Rivolta d'Adda, 22 giugno 2026

La Pm Alessia Menegazzo ha chiesto al giudice di condannare Giovanni Sgroi, medico ed ex sindaco di Rivolta d'Adda, a tre anni e sei mesi di reclusione per il reato di violenza sessuale. Lo ha fatto oggi pomeriggio nel tribunale di Milano, dove c'è stata la penultima udienza del processo che vede il medico alla sbarra. Diversa l'opinione del suo difensore, l'avvocato Domenico Chindamo il quale ha chiesto al magistrato di giudicare il suo assistito per un reato di minore, pur nella fattispecie della violenza sessuale. Come tale, Sgroi, in caso di condanna, si vedrebbe ridotta la pena di un terzo.

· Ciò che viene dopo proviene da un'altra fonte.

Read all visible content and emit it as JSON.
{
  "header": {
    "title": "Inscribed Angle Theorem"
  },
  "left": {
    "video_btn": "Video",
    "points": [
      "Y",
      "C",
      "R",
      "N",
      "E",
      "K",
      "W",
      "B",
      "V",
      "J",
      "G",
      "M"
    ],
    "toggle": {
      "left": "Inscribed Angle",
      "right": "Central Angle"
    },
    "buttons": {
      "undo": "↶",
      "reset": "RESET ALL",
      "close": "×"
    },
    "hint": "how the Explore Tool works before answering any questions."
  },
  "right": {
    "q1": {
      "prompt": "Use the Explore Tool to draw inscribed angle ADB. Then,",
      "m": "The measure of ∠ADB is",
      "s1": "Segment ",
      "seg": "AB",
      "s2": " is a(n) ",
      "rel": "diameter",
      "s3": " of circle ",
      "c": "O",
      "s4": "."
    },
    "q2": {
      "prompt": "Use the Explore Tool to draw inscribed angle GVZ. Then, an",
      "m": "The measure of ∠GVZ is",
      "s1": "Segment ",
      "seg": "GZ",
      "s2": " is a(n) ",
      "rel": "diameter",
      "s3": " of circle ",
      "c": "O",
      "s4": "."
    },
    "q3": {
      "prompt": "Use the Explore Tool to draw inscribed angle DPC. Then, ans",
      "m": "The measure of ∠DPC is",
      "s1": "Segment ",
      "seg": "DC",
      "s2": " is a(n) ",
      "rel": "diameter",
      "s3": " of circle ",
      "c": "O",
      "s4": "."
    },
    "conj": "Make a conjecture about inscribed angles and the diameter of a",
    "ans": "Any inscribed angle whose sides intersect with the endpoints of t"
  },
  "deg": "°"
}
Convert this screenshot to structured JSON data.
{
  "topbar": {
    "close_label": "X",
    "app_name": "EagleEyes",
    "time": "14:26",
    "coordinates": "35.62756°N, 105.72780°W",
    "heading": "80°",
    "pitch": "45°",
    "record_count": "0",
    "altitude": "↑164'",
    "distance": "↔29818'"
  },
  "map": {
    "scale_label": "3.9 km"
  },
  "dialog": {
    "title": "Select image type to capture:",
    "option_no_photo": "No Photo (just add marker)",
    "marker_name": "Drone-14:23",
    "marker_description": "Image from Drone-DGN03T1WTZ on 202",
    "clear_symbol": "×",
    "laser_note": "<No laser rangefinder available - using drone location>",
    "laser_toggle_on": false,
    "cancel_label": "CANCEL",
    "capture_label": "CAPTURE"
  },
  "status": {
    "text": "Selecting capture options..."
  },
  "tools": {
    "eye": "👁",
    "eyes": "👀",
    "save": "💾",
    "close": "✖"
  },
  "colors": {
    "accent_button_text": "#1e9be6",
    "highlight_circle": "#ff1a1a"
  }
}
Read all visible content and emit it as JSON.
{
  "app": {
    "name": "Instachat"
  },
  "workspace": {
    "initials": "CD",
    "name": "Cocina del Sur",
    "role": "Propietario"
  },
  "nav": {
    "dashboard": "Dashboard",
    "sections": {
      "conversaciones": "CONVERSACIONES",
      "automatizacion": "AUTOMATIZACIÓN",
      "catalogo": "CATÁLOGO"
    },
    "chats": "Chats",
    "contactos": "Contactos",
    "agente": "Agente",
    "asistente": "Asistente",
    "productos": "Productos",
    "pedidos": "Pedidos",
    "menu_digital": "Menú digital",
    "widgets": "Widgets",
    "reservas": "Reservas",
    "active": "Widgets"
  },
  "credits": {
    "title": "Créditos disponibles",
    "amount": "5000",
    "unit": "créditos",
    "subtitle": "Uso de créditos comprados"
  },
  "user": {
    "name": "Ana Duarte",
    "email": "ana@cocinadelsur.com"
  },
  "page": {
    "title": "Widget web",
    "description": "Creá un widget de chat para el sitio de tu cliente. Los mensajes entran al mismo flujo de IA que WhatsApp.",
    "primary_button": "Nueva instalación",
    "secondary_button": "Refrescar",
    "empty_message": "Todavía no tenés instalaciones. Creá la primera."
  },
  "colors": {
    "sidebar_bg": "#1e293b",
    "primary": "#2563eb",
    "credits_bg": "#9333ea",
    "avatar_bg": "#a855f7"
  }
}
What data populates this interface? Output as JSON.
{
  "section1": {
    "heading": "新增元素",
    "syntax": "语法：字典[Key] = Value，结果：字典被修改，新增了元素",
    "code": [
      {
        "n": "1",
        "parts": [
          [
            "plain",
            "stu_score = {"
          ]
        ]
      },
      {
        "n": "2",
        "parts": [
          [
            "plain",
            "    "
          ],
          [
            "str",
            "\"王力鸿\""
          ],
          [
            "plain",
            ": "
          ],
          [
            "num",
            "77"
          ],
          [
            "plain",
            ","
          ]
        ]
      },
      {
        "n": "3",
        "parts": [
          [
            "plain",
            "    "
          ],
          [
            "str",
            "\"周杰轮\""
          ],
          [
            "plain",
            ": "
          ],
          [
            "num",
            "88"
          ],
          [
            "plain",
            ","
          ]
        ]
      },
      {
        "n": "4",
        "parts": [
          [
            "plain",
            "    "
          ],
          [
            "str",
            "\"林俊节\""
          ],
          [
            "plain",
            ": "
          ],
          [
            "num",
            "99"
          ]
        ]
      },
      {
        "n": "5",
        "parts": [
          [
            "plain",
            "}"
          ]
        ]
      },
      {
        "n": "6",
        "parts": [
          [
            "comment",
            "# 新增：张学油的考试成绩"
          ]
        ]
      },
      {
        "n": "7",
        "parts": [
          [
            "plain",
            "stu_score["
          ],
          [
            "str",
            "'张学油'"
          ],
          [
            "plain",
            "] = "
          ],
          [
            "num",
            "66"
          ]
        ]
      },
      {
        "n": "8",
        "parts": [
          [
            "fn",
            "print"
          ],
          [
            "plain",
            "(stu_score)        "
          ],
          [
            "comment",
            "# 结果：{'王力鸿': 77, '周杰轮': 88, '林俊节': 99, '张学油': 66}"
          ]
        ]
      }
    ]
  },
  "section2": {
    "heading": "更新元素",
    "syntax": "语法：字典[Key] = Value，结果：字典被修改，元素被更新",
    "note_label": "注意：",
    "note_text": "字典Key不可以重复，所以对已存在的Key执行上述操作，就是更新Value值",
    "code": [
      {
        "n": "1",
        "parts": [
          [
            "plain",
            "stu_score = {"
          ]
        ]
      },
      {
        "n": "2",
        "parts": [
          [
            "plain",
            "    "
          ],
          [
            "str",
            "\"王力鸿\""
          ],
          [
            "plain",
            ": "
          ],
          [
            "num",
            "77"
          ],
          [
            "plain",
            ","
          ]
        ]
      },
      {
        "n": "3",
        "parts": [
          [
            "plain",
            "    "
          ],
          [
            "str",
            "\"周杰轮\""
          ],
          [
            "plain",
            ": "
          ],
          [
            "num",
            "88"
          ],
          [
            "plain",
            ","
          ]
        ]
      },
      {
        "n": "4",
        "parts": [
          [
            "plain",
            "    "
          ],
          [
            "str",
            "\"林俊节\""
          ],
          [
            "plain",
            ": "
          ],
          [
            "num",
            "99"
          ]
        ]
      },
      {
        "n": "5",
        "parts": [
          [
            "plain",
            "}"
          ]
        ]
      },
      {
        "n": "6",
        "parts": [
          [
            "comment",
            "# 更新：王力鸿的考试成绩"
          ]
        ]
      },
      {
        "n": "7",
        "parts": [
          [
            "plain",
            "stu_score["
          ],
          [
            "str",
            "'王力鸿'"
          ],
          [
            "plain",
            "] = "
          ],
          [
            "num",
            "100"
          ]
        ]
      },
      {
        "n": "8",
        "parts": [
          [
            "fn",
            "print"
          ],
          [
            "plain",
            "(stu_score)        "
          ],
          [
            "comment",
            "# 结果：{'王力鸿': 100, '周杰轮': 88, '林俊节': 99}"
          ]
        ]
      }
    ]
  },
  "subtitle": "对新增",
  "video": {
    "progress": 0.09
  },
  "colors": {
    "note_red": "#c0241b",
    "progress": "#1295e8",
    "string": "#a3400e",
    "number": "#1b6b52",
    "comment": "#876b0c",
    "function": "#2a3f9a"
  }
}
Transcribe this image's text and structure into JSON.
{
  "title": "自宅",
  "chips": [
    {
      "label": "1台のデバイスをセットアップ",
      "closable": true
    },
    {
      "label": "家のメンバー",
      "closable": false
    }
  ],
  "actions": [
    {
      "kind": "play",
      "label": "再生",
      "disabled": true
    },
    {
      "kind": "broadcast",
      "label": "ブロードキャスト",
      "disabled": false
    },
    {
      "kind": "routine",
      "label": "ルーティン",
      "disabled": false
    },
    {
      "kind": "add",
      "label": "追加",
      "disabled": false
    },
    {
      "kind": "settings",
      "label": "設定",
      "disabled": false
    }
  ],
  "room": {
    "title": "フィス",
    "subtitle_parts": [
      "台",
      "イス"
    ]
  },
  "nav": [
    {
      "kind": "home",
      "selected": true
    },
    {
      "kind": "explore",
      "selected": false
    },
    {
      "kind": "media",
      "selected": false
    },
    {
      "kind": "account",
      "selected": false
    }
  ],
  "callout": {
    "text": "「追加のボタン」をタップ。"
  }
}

Durante il dibattimento si è parlato delle denunce avanzate da cinque pazienti e che hanno portato Sgroi agli arresti domiciliari, dove è confinato da 13 mesi. Secondo quanto appreso in aula, in un caso non si è trattato di violenza sessuale, mentre negli altri casi il reato sussiste. Secondo la Pm Menegazzo, il medico ha approfittato della sua posizione ed è da considerarsi colpevole. Di qui la richiesta della condanna.

C'è da dire che se il giudice accoglierà le richieste della Pm, Sgroi potrebbe venire liberato a breve. Infatti, avendo già scontato 13 mesi agli arresti domiciliari, il residuo andrebbe sotto la soglia dei tre anni e l'avvocato potrebbe chiedere la liberazione del suo assistito e l'affidamento in prova.

Ricordiamo che le cinque denuncianti sono state risarcite e hanno rinunciato a presentarsi parte civile.

Sentita la requisitoria della pubblico ministero e l'arringa del difensore Domenico Chindamo, il giudice ha rinviato all'udienza dell'8 di luglio durante la quale Pm e avvocato potranno replicare e poi il magistrato emetterà la sentenza.